A complete rewrite of the Penal Procedure Code in 1853 eliminated judicial independence and, partially, the separation of powers.
The hierarchy of trial and appellate courts in general and the Supreme Court of Cassation at its top in particular, however, survived.
The Court then also survived the gradual return to constitutional rule between 1860 and 1868, although it lost jurisdiction over the eastern half of the empire when the Lands of the Crown of Saint Stephen gained legal independence ensuing the Austro-Hungarian Compromise of 1867.

=== First Republic ===
The collapse of the empire at the end of World War I and the Austrian rump state's subsequent transition from monarchy to democratic republic necessitated a number of changes to Austria's system of courts of public law. The system of general courts, on the other hand, remained largely unaffected, except of course for its drastic decrease in geographic reach.

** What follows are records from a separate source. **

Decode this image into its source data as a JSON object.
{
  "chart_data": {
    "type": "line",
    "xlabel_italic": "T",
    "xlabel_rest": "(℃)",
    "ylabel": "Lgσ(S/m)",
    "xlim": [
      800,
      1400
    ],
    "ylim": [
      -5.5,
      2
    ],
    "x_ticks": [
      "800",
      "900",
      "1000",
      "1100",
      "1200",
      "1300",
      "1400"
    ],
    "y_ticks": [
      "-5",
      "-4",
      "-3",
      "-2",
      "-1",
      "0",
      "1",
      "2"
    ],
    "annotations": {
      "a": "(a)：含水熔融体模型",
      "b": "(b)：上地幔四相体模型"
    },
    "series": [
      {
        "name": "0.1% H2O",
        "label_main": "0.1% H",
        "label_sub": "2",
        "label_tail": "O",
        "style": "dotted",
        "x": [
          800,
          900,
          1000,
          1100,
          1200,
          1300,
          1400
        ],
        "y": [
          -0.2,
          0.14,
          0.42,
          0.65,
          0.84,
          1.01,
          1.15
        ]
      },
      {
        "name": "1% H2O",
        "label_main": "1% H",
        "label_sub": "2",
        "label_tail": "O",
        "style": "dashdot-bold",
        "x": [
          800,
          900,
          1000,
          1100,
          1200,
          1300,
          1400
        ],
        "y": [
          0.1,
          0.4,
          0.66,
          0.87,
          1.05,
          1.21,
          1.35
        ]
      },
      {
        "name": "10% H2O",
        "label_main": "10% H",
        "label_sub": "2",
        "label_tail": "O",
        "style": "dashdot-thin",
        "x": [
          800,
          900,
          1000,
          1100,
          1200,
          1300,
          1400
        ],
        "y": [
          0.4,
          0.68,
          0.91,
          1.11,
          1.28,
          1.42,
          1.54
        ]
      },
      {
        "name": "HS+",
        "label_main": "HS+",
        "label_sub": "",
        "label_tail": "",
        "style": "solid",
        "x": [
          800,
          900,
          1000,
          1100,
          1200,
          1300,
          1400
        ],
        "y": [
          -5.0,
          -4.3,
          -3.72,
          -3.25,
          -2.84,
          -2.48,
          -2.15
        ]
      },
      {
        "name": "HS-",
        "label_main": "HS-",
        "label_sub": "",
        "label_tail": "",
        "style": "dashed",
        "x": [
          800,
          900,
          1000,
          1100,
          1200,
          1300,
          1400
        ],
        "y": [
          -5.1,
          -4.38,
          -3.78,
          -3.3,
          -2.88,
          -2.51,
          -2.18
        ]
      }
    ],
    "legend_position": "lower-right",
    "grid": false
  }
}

A pair of laws enacted by the emerging republic's provisional government in late 1918 and early 1919 confirmed the Supreme Court in its existence. The only thing the transition really changed was the name: the Supreme Court of Cassation (Oberster Gerichts- und Kassationshof) became the Supreme Court of Justice (Oberster Gerichtshof). Both the Kelsen Constitution of 1920 and the Austrofascist Federal State of 1934 retained the Court unaltered.

=== Nazi regime ===
The absorption of Austria into the German Reich in March 1938 made the Supreme Court superfluous and, in fact, inconvenient; for one thing, the German judiciary used the same four-tier hierarchy as its Austrian counterpart. The judicial districts served by German and Austrian local, regional, and higher regional courts, respectively, were roughly comparable in size. Decisions of Germany's 28 higher regional courts were appealed to the Reichsgericht in Leipzig; there was no strong reason for an extra appeals court intermediating between the Reichsgericht and the paltry 3 higher regional courts of the Reich's new territorial addition, the State of Austria (Land Österreich). For another thing, the Nazis were already planning to dissolve the State of Austria into a number of unlinked provinces (Reichsgaue) in the near future; any institution that expressly and specifically served the territory traditionally known as Austria would eventually have to be disbanded in any case. The Court ceased operations in March 1939.

When Austria regained independence in 1945, the Supreme Court was restored. Since then, its role and institutional structure have remained largely unchanged.